Меня зовут Лена, но в этой истории важно другое: на Пасху ко мне придут двое. Один — мой жених. Второй — тот, кто ушёл три года назад.
Жениха зовут Дима. Он инженер. Носит серые свитера, пьёт чёрный кофе без сахара и никогда не опаздывает. Он идеальный. Как пластиковая вилка — не сломается, не заржавеет, не порежет. С ним безопасно. С ним скучно.
Мы встречаемся два года. Он сделал предложение в «Макдональдсе», потому что «не видит смысла в пафосе». Кольцо было в коробке из-под картошки фри.
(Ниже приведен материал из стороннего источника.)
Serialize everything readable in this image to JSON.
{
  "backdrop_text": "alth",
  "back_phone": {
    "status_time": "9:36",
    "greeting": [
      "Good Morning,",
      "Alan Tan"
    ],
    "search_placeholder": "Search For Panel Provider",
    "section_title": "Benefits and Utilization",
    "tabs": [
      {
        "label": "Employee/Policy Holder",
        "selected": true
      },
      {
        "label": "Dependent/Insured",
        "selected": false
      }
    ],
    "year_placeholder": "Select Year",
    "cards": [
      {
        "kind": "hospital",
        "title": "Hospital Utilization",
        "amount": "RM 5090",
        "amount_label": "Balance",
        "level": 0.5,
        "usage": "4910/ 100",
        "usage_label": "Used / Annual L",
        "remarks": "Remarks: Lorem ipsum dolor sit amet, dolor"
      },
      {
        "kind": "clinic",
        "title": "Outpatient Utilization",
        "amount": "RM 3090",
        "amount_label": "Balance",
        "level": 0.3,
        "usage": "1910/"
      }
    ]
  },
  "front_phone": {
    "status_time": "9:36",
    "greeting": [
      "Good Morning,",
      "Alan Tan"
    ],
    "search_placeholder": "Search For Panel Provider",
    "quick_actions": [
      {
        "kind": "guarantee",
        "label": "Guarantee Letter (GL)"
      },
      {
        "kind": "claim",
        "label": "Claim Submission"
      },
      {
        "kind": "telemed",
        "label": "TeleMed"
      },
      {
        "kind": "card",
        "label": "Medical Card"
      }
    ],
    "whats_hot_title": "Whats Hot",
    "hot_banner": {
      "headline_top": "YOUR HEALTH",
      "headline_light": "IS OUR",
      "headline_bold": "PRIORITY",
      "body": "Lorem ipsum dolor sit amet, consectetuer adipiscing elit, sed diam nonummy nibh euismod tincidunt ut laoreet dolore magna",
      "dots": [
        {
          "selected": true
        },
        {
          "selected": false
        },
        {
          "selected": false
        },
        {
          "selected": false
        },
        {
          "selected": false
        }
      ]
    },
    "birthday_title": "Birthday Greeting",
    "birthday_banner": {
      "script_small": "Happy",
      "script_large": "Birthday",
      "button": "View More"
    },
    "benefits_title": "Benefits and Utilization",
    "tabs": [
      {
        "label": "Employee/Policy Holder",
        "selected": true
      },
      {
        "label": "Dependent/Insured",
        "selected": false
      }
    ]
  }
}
Я сказала «да». Потому что устала ждать принца. Потому что принцы, как выяснилось, разбивают сердца, а инженеры — нет.
Дима придёт ровно в три. С куличом из магазина. В целлофане. Он не знает, что я пеку свой. Он вообще мало что знает обо мне. Ему не нужно. Ему нужна функция «жена». Я согласилась быть функцией.
Моя жизнь с Димой — это стерильная операционная. Чисто, безопасно, пахнет спиртом. Но ты не можешь там жить. Только лежать на столе.
А теперь по того, кто ушёл.
Его зовут Саша. Он художник. Носит драные джинсы, пьёт пиво по утрам и однажды опоздал на собственную выставку, потому что рисовал рассвет. С ним страшно. С ним жить невозможно. Но когда он смотрит на меня, я чувствую, как внутри загорается лампочка. Тусклая, на грани перегорания, но живая.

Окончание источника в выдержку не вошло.